Hi, I contruct my own dataset according to the data loading tutorial and using the standard Dataloader provide by PyTorch. The code is like this,
train_set = MyDataset(some_parameter...)
train_loader = Dataloader(dataset=train_set, other_setting...)
for batch_idx , data, target in enumerate(train_loader):
#training processing
After several training epoch, I would like to regenerate my training dataset, I have written a custom member funtion regenerate_sample() for MyDataset. So I can just use train_set.regenerate_sample() to change the samples in train_set.
But what I am not sure about is will this change be reflected on train_loader, i.e., will train_loader now generate batch of samples from the new dataset samples instead of the old dataset? Or do I have to manually construct a new Dataloader object in order to use the newly updated dataset? like the following,
The DataLoader seems to use a reference to the Dataset object, so that your regenerate should work.

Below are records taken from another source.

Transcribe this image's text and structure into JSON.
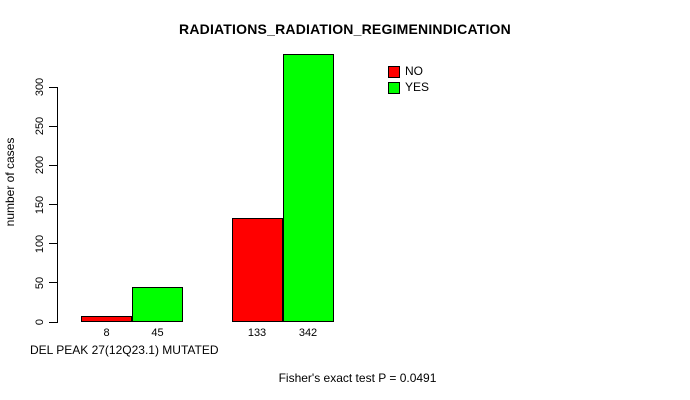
{
  "chart_data": {
    "type": "bar",
    "title": "RADIATIONS_RADIATION_REGIMENINDICATION",
    "xlabel": "DEL PEAK 27(12Q23.1) MUTATED",
    "ylabel": "number of cases",
    "categories": [
      "",
      ""
    ],
    "series": [
      {
        "name": "NO",
        "color": "#FF0000",
        "values": [
          8,
          133
        ]
      },
      {
        "name": "YES",
        "color": "#00FF00",
        "values": [
          45,
          342
        ]
      }
    ],
    "bar_value_labels": [
      8,
      45,
      133,
      342
    ],
    "yticks": [
      0,
      50,
      100,
      150,
      200,
      250,
      300
    ],
    "ylim": [
      0,
      345
    ],
    "grid": false,
    "legend_position": "top-right-inside",
    "annotation": "Fisher's exact test P = 0.0491"
  },
  "colors": {
    "no": "#FF0000",
    "yes": "#00FF00",
    "axis": "#000000",
    "background": "#FFFFFF",
    "text": "#000000"
  }
}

Here is a small sample code, which works fine for me:
class MyDataset(Dataset):
def __init__(self, data):
self.data = data
def __getitem__(self, index):
return self.data[index]
def __len__(self):
return len(self.data)
def regenerate(self):
self.data = torch.ones(3, 1).float()
data = torch.zeros(3, 1).float()
dataset = MyDataset(data)
print dataset[0] # should output 0
data_loader = DataLoader(dataset)
for d in data_loader:
print d
dataset.regenerate()
print dataset[0] # should output 1
for d in data_loader:
print d
In case this helps anyone, I can confirm the switch successfully occurs for workers > 0. This means that any modifications done to the Dataset object will traverse to the workers as well.